Energy consumption estimation integrated into the Electric Vehicle Routing Problem
Artikel i vetenskaplig tidskrift, 2019
When planning routes for fleets of electric commercial vehicles, it is necessary to precisely predict the energy required to drive and plan for charging whenever needed, in order to manage their driving range limitations. Although there are several energy estimation models available in the literature, so far integration with Vehicle Routing Problems has been limited and without demonstrated accuracy. This paper introduces the Two-stage Electric Vehicle Routing Problem (2sEVRP) that incorporates improved energy consumption estimation by considering detailed topography and speed profiles. First, a method to calculate energy cost coefficients for the road network is outlined. Since the driving cycle is unknown, the model generates an approximation based on a linear function of mass, as the latter is only determined while routing. These coefficients embed information about topography, speed, powertrain efficiency and the effect of acceleration and braking at traffic lights and intersections. Secondly, an integrated two-stage approach is described, which finds the best paths between pairs of destinations and then finds the best routes including battery and time-window constraints.
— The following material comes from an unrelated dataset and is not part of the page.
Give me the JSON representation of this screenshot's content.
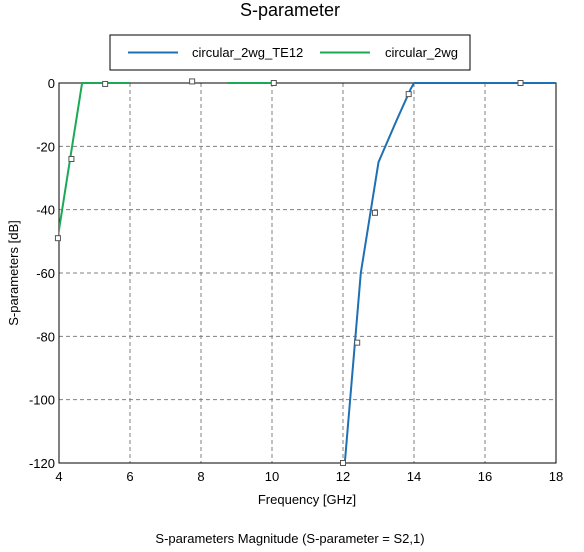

Energy consumption is used as objective function including payload and auxiliary systems. The road cost coefficients are aggregated to generate the path cost coefficients that are used in the routing problem. In this way it is possible to get a proper approximation of the complete driving cycle for the routes and accurate energy consumption estimation. Lastly, numerical experiments are shown based on the road network from Gothenburg-Sweden. Energy estimation is compared with real consumption data from an all-electric bus from a public transport route and with high-fidelity vehicle simulations. Routing experiments focus on trucks for urban distribution of goods. The results indicate that time and energy estimations are significantly more precise than existing methods. Consequently the planned routes are expected to be feasible in terms of energy demand and that charging stops are properly included when necessary.